The latest “Opportunities in Polymer and Plastic 3D Printing – 2017: An Opportunity Analysis and Ten-Year Forecast report” focuses on the material category of advanced thermoplastics, which are primarily those in the polyaryletherketone (PAEK) family, including PEEK and PEKK. This category also includes the polyetherimide family (ULTEM) used today primarily by Stratasys’ closed materials systems.
Based on growing use in powder bed fusion processes and a number of newly developed open materials-based extrusion systems, the report identifies and details the significant business opportunities for PAEK polymers over the next decade, as are expected to account for nearly 19 percent of total polymer 3D print material revenues by 2026, while representing just over 8 percent of total projected print material volume from professional and industrial polymer 3D printers.
Very recently, startup vendors have begun designing quality extrusion systems at a lower price point that are focusing on processing advanced thermoplastics in filament form, mostly PEEK. Developers of these printers and materials include Roboze in Italy, Indmatec in Germany (the name of the company was changed to Apium Additive Technologies GmbH in November 2016) and Verashape in Poland. Apium (formerly Indmatec) was the first company to introduce PEEK filament to the additive manufacturing industry and also the first company to develop an FFF-based 3D printer for PEEK.
PAEK applications in PBF
Several elements suggest increased PAEK adoption especially in SLS processes.
# 1. Leading manufacturer EOS is already offering PEEK for SLS. PAEK family polymers are 3D printable in material extrusion but are currently used primarily in powder bed fusion processes. Leading SLS system manufacturer EOS offers its own certified PEEK material (developed with Rauch), making it the only current provider of a readily approved advanced thermoplastic powder for its own technology.
# 2. PAEK family polymers are used in high-cost industries. Adoption of these materials is driven by the demand of very high-performance components, combining high strength, lightweight materials and advanced geometries possible through AM. Currently, the aerospace and medical industries are leading the way in 3D printing of advanced thermoplastic powders utilizing SLS, although growth in energy, defense, and sectors is expected.
# 3. PEKK 3D printed medical implants are now load-bearing capable. Growth is expected in the area of medical implants made of PEKK and PEEK, as the load-bearing capabilities of printed PEKK parts through laser sintering has now been achieved with Oxford Performance Materials’ SpineFab implant. While titanium alloy has been the leader in printed orthopedic implants for nearly a decade, titanium implants may lose some competitive advantage should costs of titanium powder remain high — recent studies have shown promising results in the ability of PEKK implants to achieve appropriate load bearing strength for orthopedic implants, while remaining lighter overall.
A PEEK at future markets for extrusion
The report goes on to detail PEEK and PEKK will partially and gradually replace ULTEM, which currently accounts for the vast majority of revenues generated from 3D printable advanced thermoplastics.

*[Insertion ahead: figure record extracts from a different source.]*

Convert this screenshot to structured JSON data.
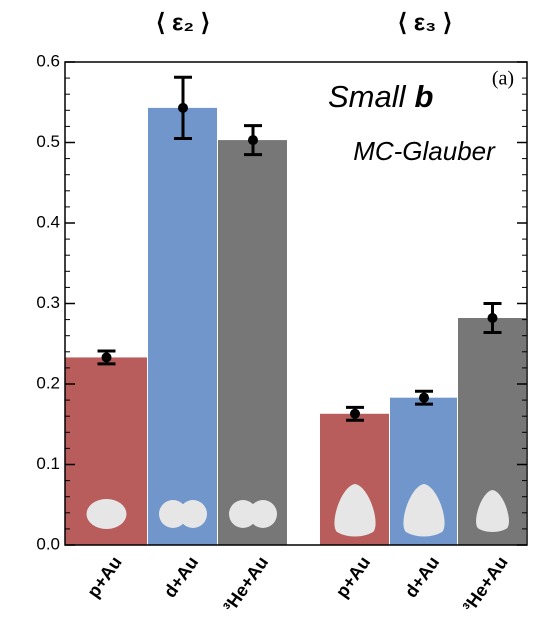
{
  "chart_data": {
    "type": "bar",
    "group_labels": [
      "⟨ ε₂ ⟩",
      "⟨ ε₃ ⟩"
    ],
    "annotations": {
      "panel": "(a)",
      "title": [
        "Small",
        "b"
      ],
      "model": "MC-Glauber"
    },
    "categories": [
      "p+Au",
      "d+Au",
      "³He+Au",
      "p+Au",
      "d+Au",
      "³He+Au"
    ],
    "colors": [
      "#b85c5c",
      "#7096cc",
      "#777777",
      "#b85c5c",
      "#7096cc",
      "#777777"
    ],
    "values": [
      0.233,
      0.543,
      0.503,
      0.163,
      0.183,
      0.282
    ],
    "errors": [
      0.008,
      0.038,
      0.018,
      0.008,
      0.008,
      0.018
    ],
    "ylim": [
      0,
      0.6
    ],
    "yticks": [
      {
        "value": 0,
        "label": "0.0"
      },
      0.1,
      0.2,
      0.3,
      0.4,
      0.5,
      0.6
    ]
  }
}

As ULTEM currently exorbitant prices decrease, PEEK/PEKK adoption rates in extrusion technology are likely to increase due to the increased presence of material extrusion systems, outside of those provided by Stratasys, that are beginning to become commercially available.
The Roboze One+400 printer, announced by Italian printer manufacturer Roboze in November 2015, is claimed to be able to achieve 400 degrees Celsius in the extruder, allowing for the printing of both of PEEK and PEI filaments. Roboze developed a special cooling system to stabilize the material and avoid warping issues at these elevated extrusion temperatures, without breaching Stratasys’ sealed chamber patent. Meanwhile, German company INDMATEC announced in 2015 what is perhaps the first PEEK filament available for 3D printers, to use in a compatible system which is expected to be priced at around $40,000 when it will become fully available on the market. In 2016 Verashape announced that its VSHAPER ONE Pro platform support 3D printing of high-temperature materials such as PEEK.
With availability opening up for advanced thermoplastic materials in both material extrusion and polymer powder bed fusion, the catalyst for growth in demand for these materials will revolve around the development of specific applications for advanced materials. These applications will be intrinsically linked to the replacement of existing metal structures or components in very high-performance products or industries. Thus, advanced thermoplastics will rely heavily on the acceptance of 3D printing as a manufacturing tool.
Another pivotal factor in the market for PAEK materials is whether or not they will be able to be reliably processed (as strongly hinted) by the incoming generation of thermal-based powder bed fusion systems, such as those from Hewlett Packard. With laser sintering properties of materials such as PEKK having spent over five years in development through various commercial entities, it may be some time before advanced thermoplastic powders become usable for alternate powder bed fusion approaches (if at all). Once that happens the market is likely to undergo a very significant shift.